With a few stark exceptions (Stezaker, B. Wurtz, Vincent Fecteau), most of the works in “Dereconstruction” scorned methodological and material economy, reflecting instead an approach based on enthusiastic appropriation and accumulation. Much attention was paid to craft technique (loudly announced by a profusion of fringes and rough seams), but two works offered an exception to the rule. Bruce Conner’s At the Head of the Stairs, 1987/2003, a tapestry produced mechanically on a Belgian Jacquard loom from a digital scan of a 1987 paper collage, deconstructs both its complex technological facilitation and its cut-and-paste origins. Takeshi Murata’s video Untitled (Silver), 2006, digitally extracts and distorts the image of actress Barbara Steele from the 1960 Italian horror movie Mask of Satan (aka Black Sunday). The only work in the show to subject its source material to noncontemporaneous technologies of fragmentation, it wears its disintegration on its sleeve but buries the laborious coding that brought these effects to the surface.

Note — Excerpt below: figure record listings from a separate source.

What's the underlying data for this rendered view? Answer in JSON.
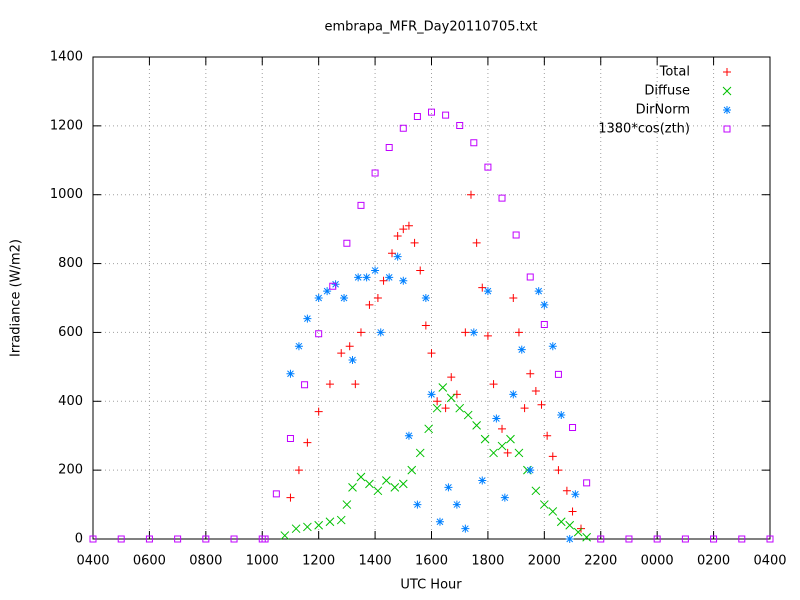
{
  "chart_data": {
    "type": "scatter",
    "title": "embrapa_MFR_Day20110705.txt",
    "xlabel": "UTC Hour",
    "ylabel": "Irradiance (W/m2)",
    "xlim": [
      4,
      28
    ],
    "ylim": [
      0,
      1400
    ],
    "xticks": [
      {
        "value": 4,
        "label": "0400"
      },
      {
        "value": 6,
        "label": "0600"
      },
      {
        "value": 8,
        "label": "0800"
      },
      {
        "value": 10,
        "label": "1000"
      },
      {
        "value": 12,
        "label": "1200"
      },
      {
        "value": 14,
        "label": "1400"
      },
      {
        "value": 16,
        "label": "1600"
      },
      {
        "value": 18,
        "label": "1800"
      },
      {
        "value": 20,
        "label": "2000"
      },
      {
        "value": 22,
        "label": "2200"
      },
      {
        "value": 24,
        "label": "0000"
      },
      {
        "value": 26,
        "label": "0200"
      },
      {
        "value": 28,
        "label": "0400"
      }
    ],
    "yticks": [
      0,
      200,
      400,
      600,
      800,
      1000,
      1200,
      1400
    ],
    "grid": true,
    "legend": "top-right",
    "series": [
      {
        "name": "Total",
        "color": "#ff0000",
        "marker": "plus",
        "x": [
          11.0,
          11.3,
          11.6,
          12.0,
          12.4,
          12.8,
          13.1,
          13.3,
          13.5,
          13.8,
          14.1,
          14.3,
          14.6,
          14.8,
          15.0,
          15.2,
          15.4,
          15.6,
          15.8,
          16.0,
          16.2,
          16.5,
          16.7,
          16.9,
          17.2,
          17.4,
          17.6,
          17.8,
          18.0,
          18.2,
          18.5,
          18.7,
          18.9,
          19.1,
          19.3,
          19.5,
          19.7,
          19.9,
          20.1,
          20.3,
          20.5,
          20.8,
          21.0,
          21.3
        ],
        "values": [
          120,
          200,
          280,
          370,
          450,
          540,
          560,
          450,
          600,
          680,
          700,
          750,
          830,
          880,
          900,
          910,
          860,
          780,
          620,
          540,
          400,
          380,
          470,
          420,
          600,
          1000,
          860,
          730,
          590,
          450,
          320,
          250,
          700,
          600,
          380,
          480,
          430,
          390,
          300,
          240,
          200,
          140,
          80,
          30
        ]
      },
      {
        "name": "Diffuse",
        "color": "#00c000",
        "marker": "cross",
        "x": [
          10.8,
          11.2,
          11.6,
          12.0,
          12.4,
          12.8,
          13.0,
          13.2,
          13.5,
          13.8,
          14.1,
          14.4,
          14.7,
          15.0,
          15.3,
          15.6,
          15.9,
          16.2,
          16.4,
          16.7,
          17.0,
          17.3,
          17.6,
          17.9,
          18.2,
          18.5,
          18.8,
          19.1,
          19.4,
          19.7,
          20.0,
          20.3,
          20.6,
          20.9,
          21.2,
          21.5
        ],
        "values": [
          10,
          30,
          35,
          40,
          50,
          55,
          100,
          150,
          180,
          160,
          140,
          170,
          150,
          160,
          200,
          250,
          320,
          380,
          440,
          410,
          380,
          360,
          330,
          290,
          250,
          270,
          290,
          250,
          200,
          140,
          100,
          80,
          50,
          40,
          20,
          5
        ]
      },
      {
        "name": "DirNorm",
        "color": "#0080ff",
        "marker": "star",
        "x": [
          11.0,
          11.3,
          11.6,
          12.0,
          12.3,
          12.6,
          12.9,
          13.2,
          13.4,
          13.7,
          14.0,
          14.2,
          14.5,
          14.8,
          15.0,
          15.2,
          15.5,
          15.8,
          16.0,
          16.3,
          16.6,
          16.9,
          17.2,
          17.5,
          17.8,
          18.0,
          18.3,
          18.6,
          18.9,
          19.2,
          19.5,
          19.8,
          20.0,
          20.3,
          20.6,
          20.9,
          21.1
        ],
        "values": [
          480,
          560,
          640,
          700,
          720,
          740,
          700,
          520,
          760,
          760,
          780,
          600,
          760,
          820,
          750,
          300,
          100,
          700,
          420,
          50,
          150,
          100,
          30,
          600,
          170,
          720,
          350,
          120,
          420,
          550,
          200,
          720,
          680,
          560,
          360,
          0,
          130
        ]
      },
      {
        "name": "1380*cos(zth)",
        "color": "#c000ff",
        "marker": "square",
        "x": [
          4,
          5,
          6,
          7,
          8,
          9,
          10,
          10.1,
          10.5,
          11,
          11.5,
          12,
          12.5,
          13,
          13.5,
          14,
          14.5,
          15,
          15.5,
          16,
          16.5,
          17,
          17.5,
          18,
          18.5,
          19,
          19.5,
          20,
          20.5,
          21,
          21.5,
          22,
          23,
          24,
          25,
          26,
          27,
          28
        ],
        "values": [
          0,
          0,
          0,
          0,
          0,
          0,
          0,
          0,
          131,
          292,
          448,
          596,
          734,
          859,
          969,
          1063,
          1137,
          1193,
          1227,
          1240,
          1231,
          1201,
          1151,
          1080,
          990,
          883,
          761,
          623,
          478,
          324,
          163,
          0,
          0,
          0,
          0,
          0,
          0,
          0
        ]
      }
    ]
  }
}
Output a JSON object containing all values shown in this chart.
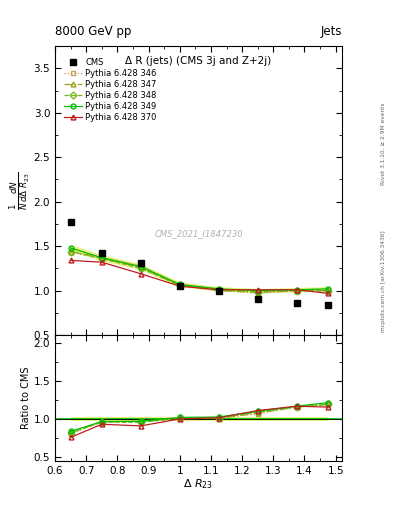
{
  "title": "Δ R (jets) (CMS 3j and Z+2j)",
  "header_left": "8000 GeV pp",
  "header_right": "Jets",
  "xlabel": "Δ R_{23}",
  "ylabel_main": "$\\frac{1}{N}\\frac{dN}{d\\Delta\\ R_{23}}$",
  "ylabel_ratio": "Ratio to CMS",
  "watermark": "CMS_2021_I1847230",
  "right_label": "Rivet 3.1.10, ≥ 2.9M events",
  "right_label2": "mcplots.cern.ch [arXiv:1306.3436]",
  "xlim": [
    0.6,
    1.52
  ],
  "ylim_main": [
    0.5,
    3.75
  ],
  "ylim_ratio": [
    0.45,
    2.1
  ],
  "yticks_main": [
    0.5,
    1.0,
    1.5,
    2.0,
    2.5,
    3.0,
    3.5
  ],
  "yticks_ratio": [
    0.5,
    1.0,
    1.5,
    2.0
  ],
  "xticks": [
    0.6,
    0.7,
    0.8,
    0.9,
    1.0,
    1.1,
    1.2,
    1.3,
    1.4,
    1.5
  ],
  "cms_x": [
    0.65,
    0.75,
    0.875,
    1.0,
    1.125,
    1.25,
    1.375,
    1.475
  ],
  "cms_y": [
    1.77,
    1.42,
    1.31,
    1.05,
    0.995,
    0.91,
    0.865,
    0.84
  ],
  "p346_x": [
    0.65,
    0.75,
    0.875,
    1.0,
    1.125,
    1.25,
    1.375,
    1.475
  ],
  "p346_y": [
    1.43,
    1.37,
    1.28,
    1.07,
    1.01,
    0.97,
    1.0,
    1.0
  ],
  "p347_x": [
    0.65,
    0.75,
    0.875,
    1.0,
    1.125,
    1.25,
    1.375,
    1.475
  ],
  "p347_y": [
    1.44,
    1.37,
    1.26,
    1.06,
    1.0,
    0.98,
    1.0,
    1.0
  ],
  "p348_x": [
    0.65,
    0.75,
    0.875,
    1.0,
    1.125,
    1.25,
    1.375,
    1.475
  ],
  "p348_y": [
    1.44,
    1.36,
    1.25,
    1.06,
    1.01,
    0.99,
    1.0,
    1.0
  ],
  "p349_x": [
    0.65,
    0.75,
    0.875,
    1.0,
    1.125,
    1.25,
    1.375,
    1.475
  ],
  "p349_y": [
    1.48,
    1.37,
    1.27,
    1.07,
    1.02,
    1.0,
    1.01,
    1.02
  ],
  "p370_x": [
    0.65,
    0.75,
    0.875,
    1.0,
    1.125,
    1.25,
    1.375,
    1.475
  ],
  "p370_y": [
    1.34,
    1.32,
    1.19,
    1.05,
    1.01,
    1.01,
    1.01,
    0.97
  ],
  "ratio346": [
    0.808,
    0.965,
    0.977,
    1.019,
    1.015,
    1.066,
    1.156,
    1.19
  ],
  "ratio347": [
    0.814,
    0.965,
    0.962,
    1.01,
    1.005,
    1.077,
    1.156,
    1.19
  ],
  "ratio348": [
    0.814,
    0.958,
    0.954,
    1.01,
    1.015,
    1.088,
    1.156,
    1.19
  ],
  "ratio349": [
    0.836,
    0.965,
    0.969,
    1.019,
    1.025,
    1.099,
    1.167,
    1.214
  ],
  "ratio370": [
    0.757,
    0.93,
    0.908,
    1.0,
    1.015,
    1.11,
    1.167,
    1.155
  ],
  "color346": "#c8a050",
  "color347": "#a0a020",
  "color348": "#78b820",
  "color349": "#00bb00",
  "color370": "#bb2020",
  "cms_color": "#000000",
  "ref_band_color_main": "#e8ee80",
  "ref_band_color_ratio": "#e8ee80",
  "ratio_line_color": "#00bb00"
}
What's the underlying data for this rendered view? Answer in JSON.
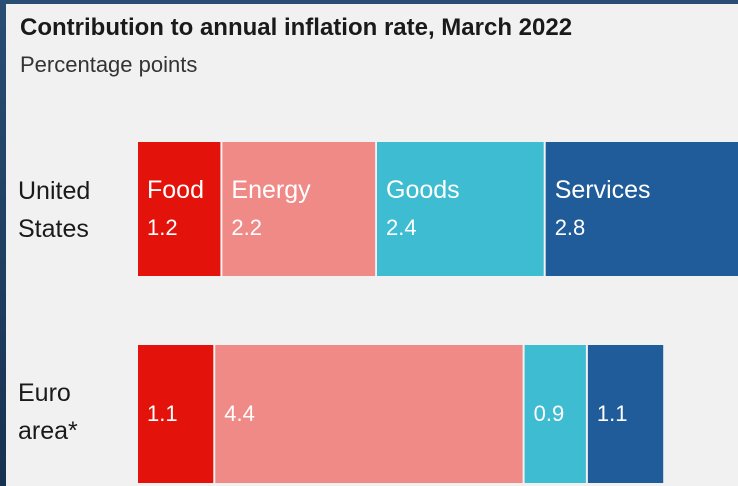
{
  "chart_data": {
    "type": "bar",
    "orientation": "horizontal",
    "stacked": true,
    "title": "Contribution to annual inflation rate, March 2022",
    "subtitle": "Percentage points",
    "categories": [
      "United States",
      "Euro area*"
    ],
    "category_lines": [
      [
        "United",
        "States"
      ],
      [
        "Euro",
        "area*"
      ]
    ],
    "series": [
      {
        "name": "Food",
        "color": "#e3120b",
        "values": [
          1.2,
          1.1
        ],
        "labels": [
          "1.2",
          "1.1"
        ]
      },
      {
        "name": "Energy",
        "color": "#ef8a87",
        "values": [
          2.2,
          4.4
        ],
        "labels": [
          "2.2",
          "4.4"
        ]
      },
      {
        "name": "Goods",
        "color": "#3ebcd2",
        "values": [
          2.4,
          0.9
        ],
        "labels": [
          "2.4",
          "0.9"
        ]
      },
      {
        "name": "Services",
        "color": "#1f5c99",
        "values": [
          2.8,
          1.1
        ],
        "labels": [
          "2.8",
          "1.1"
        ]
      }
    ],
    "series_names_shown_on_row": 0,
    "grid": false,
    "legend": "none"
  }
}
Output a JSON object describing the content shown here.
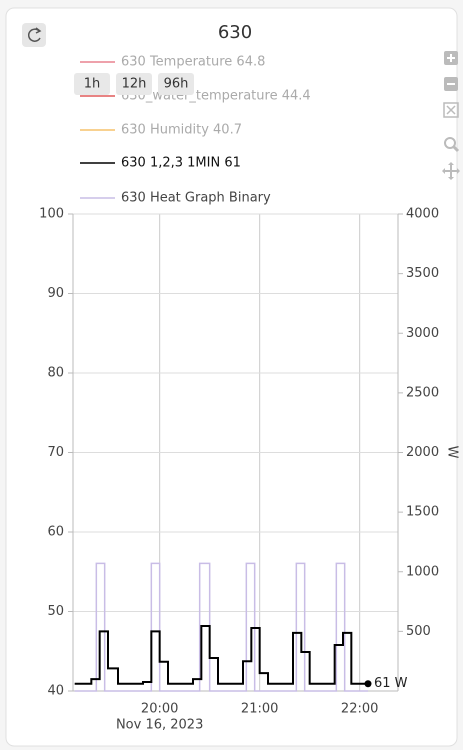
{
  "chart_data": {
    "type": "line",
    "title": "630",
    "buttons": [
      "1h",
      "12h",
      "96h"
    ],
    "x_date_label": "Nov 16, 2023",
    "y2_label": "W",
    "xlim": [
      "2023-11-16 19:08",
      "2023-11-16 22:23"
    ],
    "xticks": [
      {
        "value": "2023-11-16 20:00",
        "label": "20:00"
      },
      {
        "value": "2023-11-16 21:00",
        "label": "21:00"
      },
      {
        "value": "2023-11-16 22:00",
        "label": "22:00"
      }
    ],
    "ylim": [
      40,
      100
    ],
    "yticks": [
      40,
      50,
      60,
      70,
      80,
      90,
      100
    ],
    "y2lim": [
      0,
      4000
    ],
    "y2ticks": [
      500,
      1000,
      1500,
      2000,
      2500,
      3000,
      3500,
      4000
    ],
    "grid": true,
    "series": [
      {
        "name": "630 Temperature 64.8",
        "color": "#e8828f",
        "visible": false
      },
      {
        "name": "630_water_temperature 44.4",
        "color": "#e05a5a",
        "visible": false
      },
      {
        "name": "630 Humidity 40.7",
        "color": "#f5c26b",
        "visible": false
      },
      {
        "name": "630 1,2,3 1MIN 61",
        "color": "#000000",
        "axis": "y2",
        "step": true,
        "x": [
          "2023-11-16 19:09",
          "2023-11-16 19:19",
          "2023-11-16 19:24",
          "2023-11-16 19:29",
          "2023-11-16 19:35",
          "2023-11-16 19:50",
          "2023-11-16 19:55",
          "2023-11-16 20:00",
          "2023-11-16 20:05",
          "2023-11-16 20:20",
          "2023-11-16 20:25",
          "2023-11-16 20:30",
          "2023-11-16 20:35",
          "2023-11-16 20:50",
          "2023-11-16 20:55",
          "2023-11-16 21:00",
          "2023-11-16 21:05",
          "2023-11-16 21:20",
          "2023-11-16 21:25",
          "2023-11-16 21:30",
          "2023-11-16 21:45",
          "2023-11-16 21:50",
          "2023-11-16 21:55",
          "2023-11-16 22:05"
        ],
        "values": [
          61,
          100,
          500,
          190,
          61,
          75,
          500,
          245,
          61,
          100,
          545,
          277,
          61,
          250,
          528,
          150,
          61,
          487,
          327,
          61,
          386,
          487,
          61,
          61
        ],
        "value_labels": [
          null,
          null,
          null,
          null,
          null,
          null,
          null,
          null,
          null,
          null,
          null,
          null,
          null,
          null,
          null,
          null,
          null,
          null,
          null,
          null,
          null,
          null,
          null,
          "61 W"
        ]
      },
      {
        "name": "630 Heat Graph Binary",
        "color": "#c9bde6",
        "axis": "y2",
        "step": true,
        "x": [
          "2023-11-16 19:09",
          "2023-11-16 19:22",
          "2023-11-16 19:27",
          "2023-11-16 19:55",
          "2023-11-16 20:00",
          "2023-11-16 20:24",
          "2023-11-16 20:30",
          "2023-11-16 20:52",
          "2023-11-16 20:57",
          "2023-11-16 21:22",
          "2023-11-16 21:27",
          "2023-11-16 21:46",
          "2023-11-16 21:51",
          "2023-11-16 22:05"
        ],
        "values": [
          0,
          1070,
          0,
          1070,
          0,
          1070,
          0,
          1070,
          0,
          1070,
          0,
          1070,
          0,
          0
        ]
      }
    ]
  }
}
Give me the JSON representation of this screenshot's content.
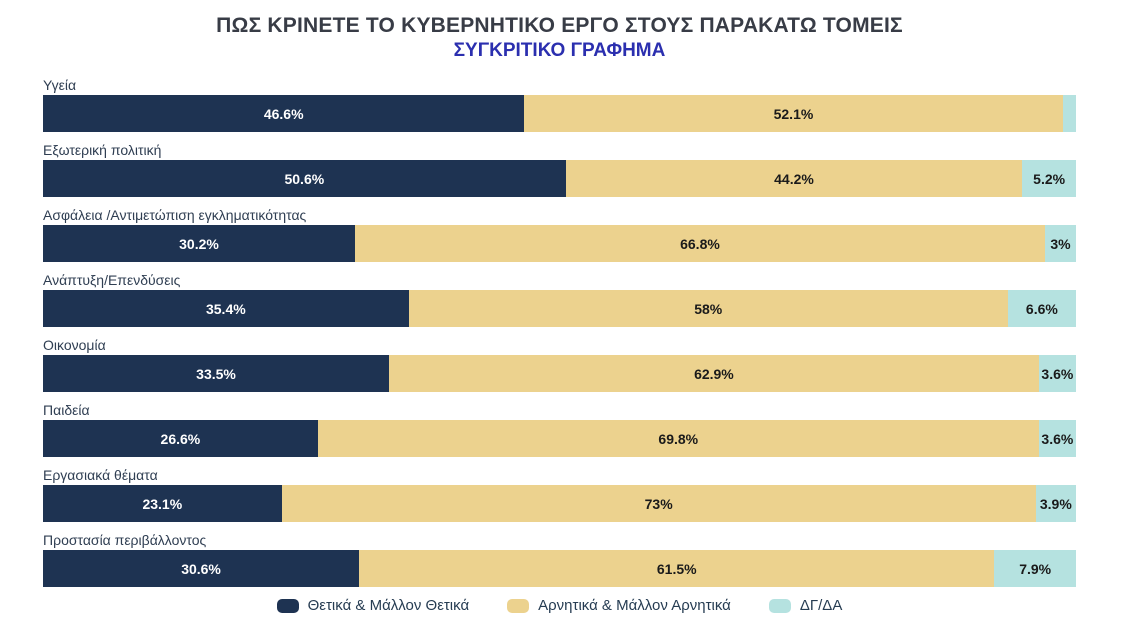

While “Dereconstruction” identified an aesthetic resonance shared by some outwardly dissimilar works, it stuttered while trying to articulate its pitch theoretically. Higgs’s amalgamation of terms and ideas, while initially captivating, collapsed under its own weight, and an attempt to discern how each component work might demonstrate this or that aspect of a muddled principle tended, finally, to handicap one’s experience of them.